Até o momento, a vacinação é a única forma de combater a Covid-19. Desde 20/1, a CoronaVac, vacina do Butantan e da farmacêutica chinesa Sinovac, é aplicada no país na faixa etária de seis a 17 anos, após aprovação unânime da Agência Nacional de Vigilância Sanitária (Anvisa).

Uma série de estudos científicos, no entanto, já comprovou a segurança e imunogenicidade da CoronaVac em crianças a partir dos três anos, como os ensaios clínicos de fases 1 e 2 feitos pela Sinovac e publicados na The Lancet Infectious Diseases. Com base nessas evidências, países como China, Chile, Colômbia, Tailândia, Camboja, Equador e o território autônomo de Hong Kong já aplicam o imunizante nessa população. Nas próximas semanas, o Butantan pretende solicitar à Anvisa a inclusão da faixa etária de três a cinco anos no programa de vacinação com a CoronaVac.

 

CoronaVac é segura inclusive para bebês a partir de seis meses

Outras pesquisas feitas pelo mundo demonstraram que a CoronaVac protege uma faixa etária ainda mais ampla, a partir dos seis meses de idade. Parte de um robusto ensaio clínico de fase 3 conduzido pela Sinovac com 4 mil crianças de seis a 35 meses mostrou que o imunizante é seguro e não causou nenhuma reação adversa grave.

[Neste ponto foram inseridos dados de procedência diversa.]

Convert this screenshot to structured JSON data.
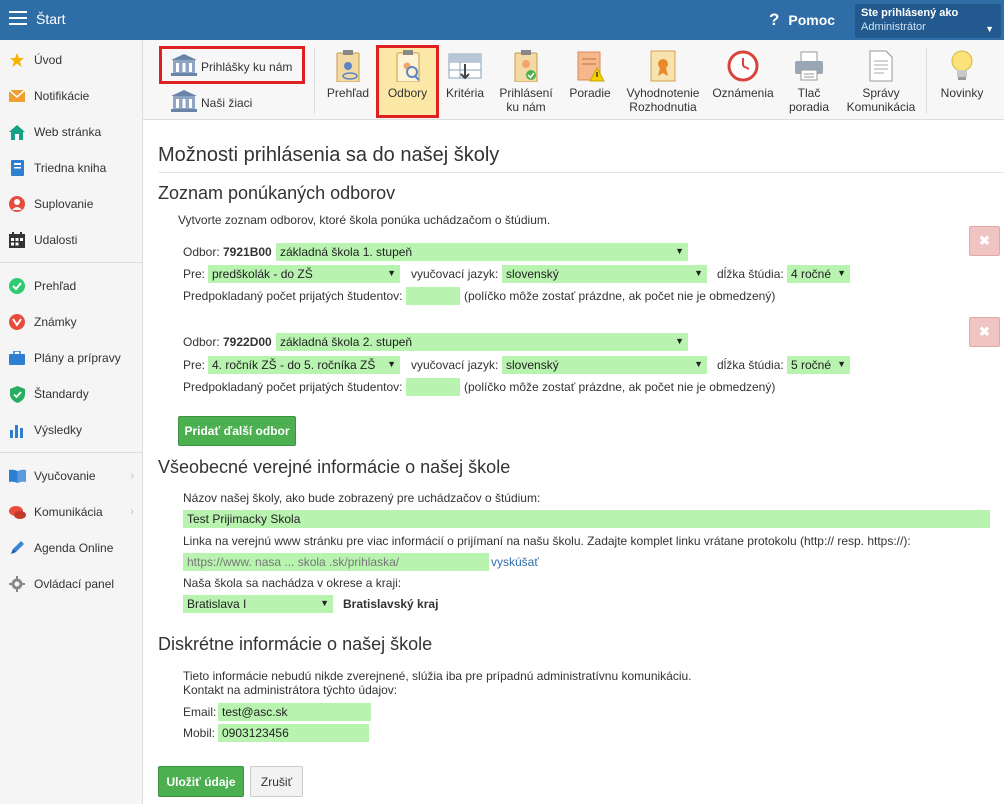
{
  "header": {
    "app_title": "Štart",
    "help_label": "Pomoc",
    "user_line1": "Ste prihlásený ako",
    "user_line2": "Administrátor"
  },
  "sidebar": {
    "items": [
      {
        "label": "Úvod",
        "icon": "star-icon"
      },
      {
        "label": "Notifikácie",
        "icon": "envelope-icon"
      },
      {
        "label": "Web stránka",
        "icon": "home-icon"
      },
      {
        "label": "Triedna kniha",
        "icon": "book-icon"
      },
      {
        "label": "Suplovanie",
        "icon": "person-icon"
      },
      {
        "label": "Udalosti",
        "icon": "calendar-icon"
      },
      {
        "label": "Prehľad",
        "icon": "check-circle-icon"
      },
      {
        "label": "Známky",
        "icon": "grade-icon"
      },
      {
        "label": "Plány a prípravy",
        "icon": "briefcase-icon"
      },
      {
        "label": "Štandardy",
        "icon": "shield-check-icon"
      },
      {
        "label": "Výsledky",
        "icon": "bar-chart-icon"
      },
      {
        "label": "Vyučovanie",
        "icon": "open-book-icon"
      },
      {
        "label": "Komunikácia",
        "icon": "chat-bubbles-icon"
      },
      {
        "label": "Agenda Online",
        "icon": "pen-icon"
      },
      {
        "label": "Ovládací panel",
        "icon": "gear-icon"
      }
    ]
  },
  "toolbar": {
    "left_buttons": [
      "Prihlášky ku nám",
      "Naši žiaci"
    ],
    "buttons": [
      {
        "line1": "Prehľad",
        "line2": ""
      },
      {
        "line1": "Odbory",
        "line2": ""
      },
      {
        "line1": "Kritéria",
        "line2": ""
      },
      {
        "line1": "Prihlásení",
        "line2": "ku nám"
      },
      {
        "line1": "Poradie",
        "line2": ""
      },
      {
        "line1": "Vyhodnotenie",
        "line2": "Rozhodnutia"
      },
      {
        "line1": "Oznámenia",
        "line2": ""
      },
      {
        "line1": "Tlač",
        "line2": "poradia"
      },
      {
        "line1": "Správy",
        "line2": "Komunikácia"
      },
      {
        "line1": "Novinky",
        "line2": ""
      }
    ]
  },
  "page": {
    "title": "Možnosti prihlásenia sa do našej školy",
    "section1": {
      "title": "Zoznam ponúkaných odborov",
      "intro": "Vytvorte zoznam odborov, ktoré škola ponúka uchádzačom o štúdium.",
      "label_odbor": "Odbor:",
      "label_pre": "Pre:",
      "label_language": "vyučovací jazyk:",
      "label_length": "dĺžka štúdia:",
      "label_count": "Predpokladaný počet prijatých študentov:",
      "count_hint": "(políčko môže zostať prázdne, ak počet nie je obmedzený)",
      "odbory": [
        {
          "code": "7921B00",
          "name": "základná škola 1. stupeň",
          "pre": "predškolák - do ZŠ",
          "language": "slovenský",
          "length": "4 ročné",
          "count": ""
        },
        {
          "code": "7922D00",
          "name": "základná škola 2. stupeň",
          "pre": "4. ročník ZŠ - do 5. ročníka ZŠ",
          "language": "slovenský",
          "length": "5 ročné",
          "count": ""
        }
      ],
      "delete_symbol": "✖",
      "add_button": "Pridať ďalší odbor"
    },
    "section2": {
      "title": "Všeobecné verejné informácie o našej škole",
      "name_label": "Názov našej školy, ako bude zobrazený pre uchádzačov o štúdium:",
      "name_value": "Test Prijimacky Skola",
      "link_label": "Linka na verejnú www stránku pre viac informácií o prijímaní na našu školu. Zadajte komplet linku vrátane protokolu (http:// resp. https://):",
      "link_placeholder": "https://www. nasa ... skola .sk/prihlaska/",
      "try_link": "vyskúšať",
      "region_label": "Naša škola sa nachádza v okrese a kraji:",
      "district": "Bratislava I",
      "region": "Bratislavský kraj"
    },
    "section3": {
      "title": "Diskrétne informácie o našej škole",
      "info_line1": "Tieto informácie nebudú nikde zverejnené, slúžia iba pre prípadnú administratívnu komunikáciu.",
      "info_line2": "Kontakt na administrátora týchto údajov:",
      "email_label": "Email:",
      "email_value": "test@asc.sk",
      "mobile_label": "Mobil:",
      "mobile_value": "0903123456"
    },
    "save_button": "Uložiť údaje",
    "cancel_button": "Zrušiť"
  }
}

Outro trabalho feito por pesquisadores do Instituto Adolfo Lutz, do Instituto de Infectologia Emílio Ribas e da Secretaria de Estado da Saúde de São Paulo com 27 crianças de sete meses a cinco anos concluiu que a vacina do Butantan é segura e eficaz para esse público. As crianças receberam por engano o imunizante no lugar da vacina da gripe e apresentaram produção de anticorpos sem eventos adversos.

A baixa incidência de efeitos colaterais é uma das características das vacinas de vírus inativado como a CoronaVac, já que o vírus nessa condição é incapaz de se replicar no organismo. Um estudo feito em Hong Kong mostrou que o imunizante tem 83% menos chance de provocar reações adversas do que vacinas de RNA mensageiro (mRNA). Na China, o acompanhamento de 120 milhões de crianças acima de três anos que tomaram a vacina tem mostrado que a CoronaVac causa raros e leves eventos adversos.